As posições progressistas, à esquerda e ao centro-esquerda, se manterão na defesa de direitos inalienáveis, com variações e intensidades que são próprias de cada legenda. Mas as pautas em favor dos direitos da comunidade LGBTQ+, dos negros, das pessoas com deficiência, das mulheres, das crianças, dos indígenas, contra todo o tipo de preconceito, permanecerão fortes. Além disso, a defesa do Estado, de seu papel como agente regulador das políticas sociais, de uma gestão democrático-participativa não pautada apenas pela ideia de eficiência técnica e, por fim, de um desenvolvimento socioambiental como base da justiça social.
Apesar da força do conservadorismo dos últimos tempos e, sem ingenuidade, podemos acreditar, ainda, na percepção de que fatias da sociedade bastante expressivas se conscientizaram nos últimos dois anos, de que estamos totalmente à deriva no que se refere à condução da político-económica do país, de que os grupos que sustentaram a eleição do atual governo, velada ou diretamente, sofrerão impactos eleitorais. Que o discurso fraco que responsabiliza antecessores não logrará tantos êxitos, apesar de ser ainda uma constante.
Ainda há a possibilidade de que, em eventuais situações de segundo turno, em muitas localidades, as evidenciadas diferenças entre os dois campos maiores (centro-direita e direta X centro-esquerda e esquerda) levem a mudanças nos quadros atuais. Lideranças consolidadas, que em momentos anteriores talvez tenham se sentido acuadas pelas condições objetivas e que tomaram decisões mais pragmáticas, podem ressurgir com força e ajudar a mudar o jogo.
Mas, não recaindo no cultivo à ingenuidade, devemos ter em mente que a destruição das políticas sociais dos últimos anos, o acolhimento de um discurso vago sobre moralização da política (que segue a lógica do jogo político e não da moralidade em si) por parte setores do eleitorado, a unidade dos representantes de grupos poderosos economicamente e governantes sem princípios sólidos, as deturpações ideológicas patrocinadas por grupos reacionários e até mesmo criminosos em redes sociais e na mídia “alternativa”, são expressões do jogo pesado que permeará a próxima campanha. Soma-se a isso, por fim, os impactos proporcionados pela pandemia do COVID-19. Será uma eleição rápida e sem muita comunicação direta com o eleitor.

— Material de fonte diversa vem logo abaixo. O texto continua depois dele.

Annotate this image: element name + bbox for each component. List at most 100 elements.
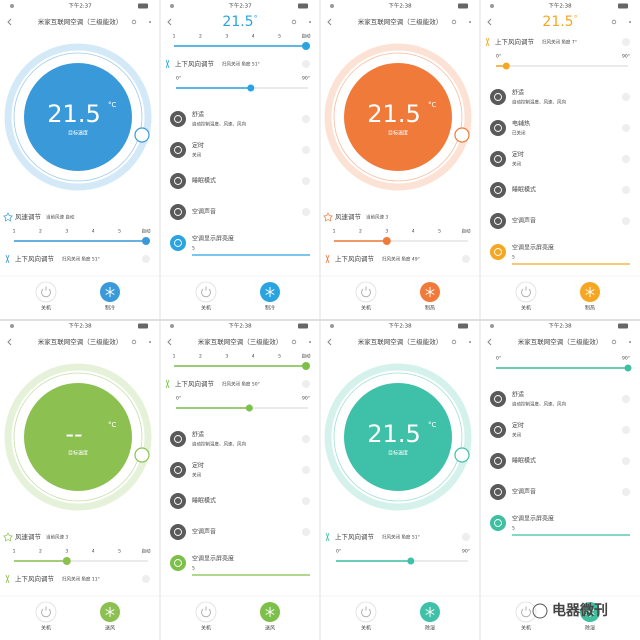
dial-label: 目标温度 [68,450,88,457]
power-button[interactable] [355,281,377,303]
scale-label: 4 [412,229,415,235]
signal-icon [10,324,14,328]
screen-bg [160,0,320,320]
item-icon-glyph [174,435,182,443]
item-toggle [622,457,630,465]
range-knob [407,557,415,565]
item-note: 自动控制温度、风速、风向 [192,441,246,448]
power-button[interactable] [195,281,217,303]
item-icon [490,244,506,260]
screen-bg [480,320,640,640]
item-label: 睡眠模式 [512,186,536,194]
item-label: 睡眠模式 [192,177,216,185]
swing-icon [165,59,170,69]
mode-label: 送风 [105,625,115,632]
power-button[interactable] [515,601,537,623]
dial-disc [344,383,452,491]
back-icon [167,18,172,26]
scale-label: 自动 [462,228,471,235]
scale-label: 3 [65,549,68,555]
item-note: 自动控制温度、风速、风向 [512,401,566,408]
item-label: 空调显示屏亮度 [192,555,234,563]
battery-icon [618,3,628,9]
scale-label: 1 [173,354,176,360]
more-icon [309,341,311,343]
signal-icon [170,324,174,328]
phone-screen: 下午2:38 21.5° 上下风向调节 扫风关闭 角度 7° 0° 90° 舒适自动控制温度… [480,0,640,320]
item-icon-glyph [494,519,502,527]
power-button[interactable] [195,601,217,623]
power-label: 关机 [521,305,531,312]
scale-label: 自动 [142,228,151,235]
scale-label: 4 [92,549,95,555]
scale-label: 1 [333,229,336,235]
item-icon [170,493,186,509]
power-glyph [201,606,211,618]
dial-halo [4,43,152,191]
item-toggle [622,395,630,403]
mode-glyph [265,607,275,617]
power-button[interactable] [355,601,377,623]
item-note: 自动控制温度、风速、风向 [192,121,246,128]
back-icon [327,18,332,26]
scale-label: 1 [13,229,16,235]
screen-title: 米家互联网空调（三级能效） [518,337,603,346]
header-temp: 21.5° [542,14,577,31]
header-temp-unit: ° [574,14,578,23]
item-toggle [302,208,310,216]
share-icon [131,339,137,345]
power-button[interactable] [515,281,537,303]
mode-label: 制热 [425,305,435,312]
item-icon-glyph [494,217,502,225]
dial-ring [333,52,463,182]
more-icon [149,21,151,23]
item-label: 空调显示屏亮度 [512,515,554,523]
header-temp-value: 21.5 [542,14,573,30]
item-label: 空调声音 [192,528,216,536]
scale-label: 2 [39,229,42,235]
share-icon [291,339,297,345]
item-icon-glyph [174,466,182,474]
item-icon [490,422,506,438]
dial-unit: °C [108,421,117,429]
power-button[interactable] [35,281,57,303]
screen-title: 米家互联网空调（三级能效） [38,17,123,26]
power-glyph [521,606,531,618]
item-label: 舒适 [512,89,524,97]
status-time: 下午2:37 [228,2,252,10]
item-icon [170,462,186,478]
scale-label: 4 [252,354,255,360]
item-icon [170,173,186,189]
swing-note: 扫风关闭 角度 51° [62,256,100,263]
signal-icon [490,324,494,328]
back-icon [167,338,172,346]
item-toggle [622,124,630,132]
swing-toggle [462,533,470,541]
more-icon [469,341,471,343]
battery-icon [458,3,468,9]
back-icon [7,18,12,26]
swing-toggle [142,255,150,263]
dial-ring [13,52,143,182]
dial-label: 目标温度 [388,450,408,457]
fan-icon [323,212,333,222]
range-min: 0° [336,549,341,555]
swing-toggle [462,255,470,263]
item-icon [490,182,506,198]
back-icon [327,338,332,346]
header-temp-value: 21.5 [222,14,253,30]
dial-value: 21.5 [367,420,420,448]
scale-label: 2 [39,549,42,555]
swing-note: 扫风关闭 角度 50° [222,381,260,388]
item-label: 定时 [192,142,204,150]
dial-knob [134,127,150,143]
range-max: 90° [302,76,310,82]
item-note: 5 [192,566,195,572]
back-icon [7,338,12,346]
scale-label: 5 [278,34,281,40]
item-icon-glyph [494,186,502,194]
scale-label: 2 [199,354,202,360]
power-button[interactable] [35,601,57,623]
power-label: 关机 [361,625,371,632]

Só teremos clareza do que nos aguarda em algumas semanas. Não há dúvidas de que estamos numa situação que nos obriga a escolher entre a civilidade e a barbárie. Teremos que torcer muito para que vença a civilidade, que os direitos sobrepujem a sua destruição e que a direita não esclarecida tenha diminuído seu poder de persuasão.
*Foto da Agência Brasil de Notícias.